As it happens, I do not believe Hammersmith's prices could be undercut. It is actually one of the cheapest units in the country. But what will be the consequence of another clinic on our doorstep? First, there will be another IVF unit in London - which, frankly, is unnecessary. Second, within a year or two, this unit will become unprofitable and close down - but not before considerable NHS resources have been spent on commissioning it and maintaining its staff, and not before far more patients than necessary are likely to have failed a treatment that would have been better administered in the larger unit.

IVF is a relatively minor, rather uncommon treatment, but this experience of threatened waste and the destroyed hopes of ordinary patients is a model for what is happening in the NHS in many different areas. The internal market is increasingly failing to provide the best treatment and wasting ever bigger sums of money.

This country has a health service envied around the world. Apart from its ability to deliver high standards of medicine, it has consistently been at the forefront of developing medical techniques and treatments.

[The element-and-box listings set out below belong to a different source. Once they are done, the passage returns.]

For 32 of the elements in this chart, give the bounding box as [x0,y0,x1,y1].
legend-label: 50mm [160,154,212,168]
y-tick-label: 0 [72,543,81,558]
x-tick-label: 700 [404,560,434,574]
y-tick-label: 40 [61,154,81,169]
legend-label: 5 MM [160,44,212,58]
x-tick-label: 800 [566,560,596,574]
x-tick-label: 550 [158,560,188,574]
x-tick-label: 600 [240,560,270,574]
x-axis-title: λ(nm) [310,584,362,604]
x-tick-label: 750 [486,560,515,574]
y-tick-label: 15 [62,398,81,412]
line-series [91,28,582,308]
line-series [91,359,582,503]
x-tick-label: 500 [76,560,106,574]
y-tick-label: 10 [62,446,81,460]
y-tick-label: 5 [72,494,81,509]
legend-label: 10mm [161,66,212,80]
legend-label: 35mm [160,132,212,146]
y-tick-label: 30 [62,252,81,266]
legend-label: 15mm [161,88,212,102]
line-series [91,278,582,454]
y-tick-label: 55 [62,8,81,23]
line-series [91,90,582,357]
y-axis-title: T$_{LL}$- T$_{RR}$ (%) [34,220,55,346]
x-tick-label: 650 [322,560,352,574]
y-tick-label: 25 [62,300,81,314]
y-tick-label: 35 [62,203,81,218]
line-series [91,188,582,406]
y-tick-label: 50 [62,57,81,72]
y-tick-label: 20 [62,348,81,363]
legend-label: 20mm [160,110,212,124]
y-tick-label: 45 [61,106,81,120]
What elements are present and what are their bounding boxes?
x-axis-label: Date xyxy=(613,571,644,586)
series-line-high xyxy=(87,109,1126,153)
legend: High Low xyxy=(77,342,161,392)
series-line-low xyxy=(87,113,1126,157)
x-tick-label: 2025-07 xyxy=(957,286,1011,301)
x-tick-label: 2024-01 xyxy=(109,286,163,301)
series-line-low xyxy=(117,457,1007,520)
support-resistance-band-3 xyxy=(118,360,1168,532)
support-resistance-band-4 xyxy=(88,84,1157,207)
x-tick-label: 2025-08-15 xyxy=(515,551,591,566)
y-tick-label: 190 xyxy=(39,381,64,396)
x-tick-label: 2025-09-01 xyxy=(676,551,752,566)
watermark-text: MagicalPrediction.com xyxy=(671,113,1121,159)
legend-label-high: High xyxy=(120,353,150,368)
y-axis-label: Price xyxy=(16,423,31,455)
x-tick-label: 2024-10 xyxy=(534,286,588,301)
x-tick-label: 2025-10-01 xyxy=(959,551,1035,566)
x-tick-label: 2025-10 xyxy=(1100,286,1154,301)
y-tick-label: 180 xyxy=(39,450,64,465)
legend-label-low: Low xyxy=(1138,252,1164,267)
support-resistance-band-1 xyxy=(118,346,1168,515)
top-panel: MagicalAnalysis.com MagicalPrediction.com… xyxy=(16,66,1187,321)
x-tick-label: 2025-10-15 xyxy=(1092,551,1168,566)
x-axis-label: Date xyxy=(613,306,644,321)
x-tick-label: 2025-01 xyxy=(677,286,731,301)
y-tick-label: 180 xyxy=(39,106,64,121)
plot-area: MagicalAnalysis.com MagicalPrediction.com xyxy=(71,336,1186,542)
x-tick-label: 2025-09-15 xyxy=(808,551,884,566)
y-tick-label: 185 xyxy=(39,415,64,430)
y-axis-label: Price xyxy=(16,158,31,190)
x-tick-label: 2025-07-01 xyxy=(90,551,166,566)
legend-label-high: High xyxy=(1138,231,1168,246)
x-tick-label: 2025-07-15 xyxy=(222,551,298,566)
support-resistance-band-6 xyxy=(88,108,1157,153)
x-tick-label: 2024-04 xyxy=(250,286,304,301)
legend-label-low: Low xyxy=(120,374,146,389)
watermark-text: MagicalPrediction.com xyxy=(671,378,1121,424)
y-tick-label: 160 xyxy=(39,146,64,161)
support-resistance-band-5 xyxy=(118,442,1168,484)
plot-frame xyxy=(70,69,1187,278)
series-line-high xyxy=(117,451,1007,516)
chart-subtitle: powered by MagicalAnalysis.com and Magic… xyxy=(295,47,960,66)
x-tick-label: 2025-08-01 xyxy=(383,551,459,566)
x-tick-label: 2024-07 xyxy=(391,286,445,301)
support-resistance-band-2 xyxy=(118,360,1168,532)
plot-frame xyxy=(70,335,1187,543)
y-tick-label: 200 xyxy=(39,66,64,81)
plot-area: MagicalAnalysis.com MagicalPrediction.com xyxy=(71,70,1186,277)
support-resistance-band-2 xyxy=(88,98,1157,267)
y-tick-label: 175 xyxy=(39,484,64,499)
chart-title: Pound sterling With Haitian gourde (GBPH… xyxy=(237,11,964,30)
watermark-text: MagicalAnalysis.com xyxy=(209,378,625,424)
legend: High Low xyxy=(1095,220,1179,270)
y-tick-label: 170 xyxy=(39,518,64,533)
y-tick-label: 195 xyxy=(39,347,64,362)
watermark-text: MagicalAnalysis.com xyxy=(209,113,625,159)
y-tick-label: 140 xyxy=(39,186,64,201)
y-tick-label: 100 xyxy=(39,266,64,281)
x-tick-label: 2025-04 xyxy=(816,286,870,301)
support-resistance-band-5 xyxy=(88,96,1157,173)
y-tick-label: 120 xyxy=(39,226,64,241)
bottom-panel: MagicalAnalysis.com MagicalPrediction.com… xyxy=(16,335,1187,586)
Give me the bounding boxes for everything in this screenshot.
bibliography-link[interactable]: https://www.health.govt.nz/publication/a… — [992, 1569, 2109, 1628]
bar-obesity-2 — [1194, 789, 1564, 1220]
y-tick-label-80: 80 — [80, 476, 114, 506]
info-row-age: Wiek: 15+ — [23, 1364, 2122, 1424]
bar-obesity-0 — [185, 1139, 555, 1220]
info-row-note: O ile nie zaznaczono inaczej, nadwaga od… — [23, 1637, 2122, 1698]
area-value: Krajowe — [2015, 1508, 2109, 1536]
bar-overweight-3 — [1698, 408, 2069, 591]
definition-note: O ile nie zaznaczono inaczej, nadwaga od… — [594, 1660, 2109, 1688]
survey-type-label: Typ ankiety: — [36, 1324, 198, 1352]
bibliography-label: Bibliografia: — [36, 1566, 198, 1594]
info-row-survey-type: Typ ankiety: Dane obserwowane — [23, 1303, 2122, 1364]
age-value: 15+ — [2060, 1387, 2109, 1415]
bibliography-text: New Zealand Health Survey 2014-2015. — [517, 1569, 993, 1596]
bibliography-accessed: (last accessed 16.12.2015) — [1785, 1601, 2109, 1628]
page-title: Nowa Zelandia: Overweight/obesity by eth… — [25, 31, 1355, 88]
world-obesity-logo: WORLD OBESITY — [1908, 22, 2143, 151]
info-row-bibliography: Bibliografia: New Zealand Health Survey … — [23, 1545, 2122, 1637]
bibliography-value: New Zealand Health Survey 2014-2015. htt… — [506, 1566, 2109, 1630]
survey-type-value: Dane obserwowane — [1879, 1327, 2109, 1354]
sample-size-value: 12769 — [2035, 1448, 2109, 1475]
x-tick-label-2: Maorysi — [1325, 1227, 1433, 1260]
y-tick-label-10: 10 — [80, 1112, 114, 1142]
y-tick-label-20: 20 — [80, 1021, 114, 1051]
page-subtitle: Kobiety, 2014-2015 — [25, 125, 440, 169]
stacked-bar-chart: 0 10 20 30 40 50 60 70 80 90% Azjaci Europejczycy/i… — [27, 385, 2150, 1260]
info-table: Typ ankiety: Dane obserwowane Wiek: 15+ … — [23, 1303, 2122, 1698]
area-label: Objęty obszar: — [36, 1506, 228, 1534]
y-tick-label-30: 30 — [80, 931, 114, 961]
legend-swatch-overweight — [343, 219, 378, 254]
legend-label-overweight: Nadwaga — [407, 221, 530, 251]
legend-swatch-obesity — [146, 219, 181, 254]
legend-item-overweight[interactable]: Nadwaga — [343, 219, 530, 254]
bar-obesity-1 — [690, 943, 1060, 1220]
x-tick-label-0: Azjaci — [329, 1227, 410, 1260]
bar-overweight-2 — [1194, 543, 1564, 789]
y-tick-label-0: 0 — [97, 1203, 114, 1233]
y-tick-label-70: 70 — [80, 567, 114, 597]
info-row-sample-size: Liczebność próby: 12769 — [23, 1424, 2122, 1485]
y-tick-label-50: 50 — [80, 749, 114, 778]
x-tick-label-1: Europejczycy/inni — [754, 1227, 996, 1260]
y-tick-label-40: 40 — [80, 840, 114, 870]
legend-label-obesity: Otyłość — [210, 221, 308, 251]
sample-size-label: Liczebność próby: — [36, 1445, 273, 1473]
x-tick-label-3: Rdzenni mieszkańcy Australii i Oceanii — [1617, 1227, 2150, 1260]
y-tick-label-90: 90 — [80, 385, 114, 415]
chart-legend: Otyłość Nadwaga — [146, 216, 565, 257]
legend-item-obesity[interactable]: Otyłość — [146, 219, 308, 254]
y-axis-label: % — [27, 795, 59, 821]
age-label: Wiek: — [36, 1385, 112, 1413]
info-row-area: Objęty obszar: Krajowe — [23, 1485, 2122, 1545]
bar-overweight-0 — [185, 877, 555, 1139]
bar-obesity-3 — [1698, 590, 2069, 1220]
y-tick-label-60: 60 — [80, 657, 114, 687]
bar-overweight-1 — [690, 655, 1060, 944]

Given the pre-eminence of British medicine, then, why has our Government more or less completed the introduction of so radical a reform? The fact is that the system was creaking. It was economically wasteful at a time when the costs of delivering high-quality care were rising; it was often unaccountable to consumers and unprepared to audit its results; waiting lists were sometimes overlong and the general surroundings for patients often well below the standard acceptable in a civilised society.

The Government established the internal market to counteract these problems. Local health "purchasers", with responsibility for the care of their local populace, were given a pot of money to "buy" the most appropriate medicine for their people from "providers". These, mostly the local general hospitals, were able to compete with each other to "sell" their clinical wares. This reform, whose impact and implications are still barely understood by at least 95 per cent of the patients I see in clinics (and by a surprising number of my own colleagues), was revolutionary.

The internal market has ensured to some extent that providing hospitals have improved efficiency: waiting lists are a bit shorter; hospitals tend to be brighter and more anxious to please. But there is a growing awareness that the internal market is damaging much of the real fabric and core of the NHS.

Centres of excellence, such as my own, used to be able to offer specialist medicine at the highest level to patients from Aberdeen, Belfast or Bury. Now you can live on one side of the street in London under one health authority and get treatment, or live on the other side - under a different authority - and not get treatment.

This fundamental inequality goes against the whole concept of the NHS. The ability of centres of excellence to undertake large numbers of specialist procedures generated clinical research that was the envy of all our American colleagues. It also led to excellent training for junior staff, who received the best clinical education in the world. This excellence influenced care in all centres distant from the regional or teaching hospital.

This is part of Tony Blair's vision for the future. He recognises that regional centres, threatened and weakened by the Government, should play a leading role in reshaping the NHS under new Labour. Such centres provide a cost-effective and excellent way of providing what is best in British medicine.

By connecting them to the Information Superhighway, using it to transmit any material that can be digitised from doctor to doctor (X-rays, monitored traces and ultrasound, for example) and by linking live operations, they would have a new role in improving treatment and education, as well as increasing standards for the next century.

Robert Winston is professor of fertility studies at Hammersmith Hospital.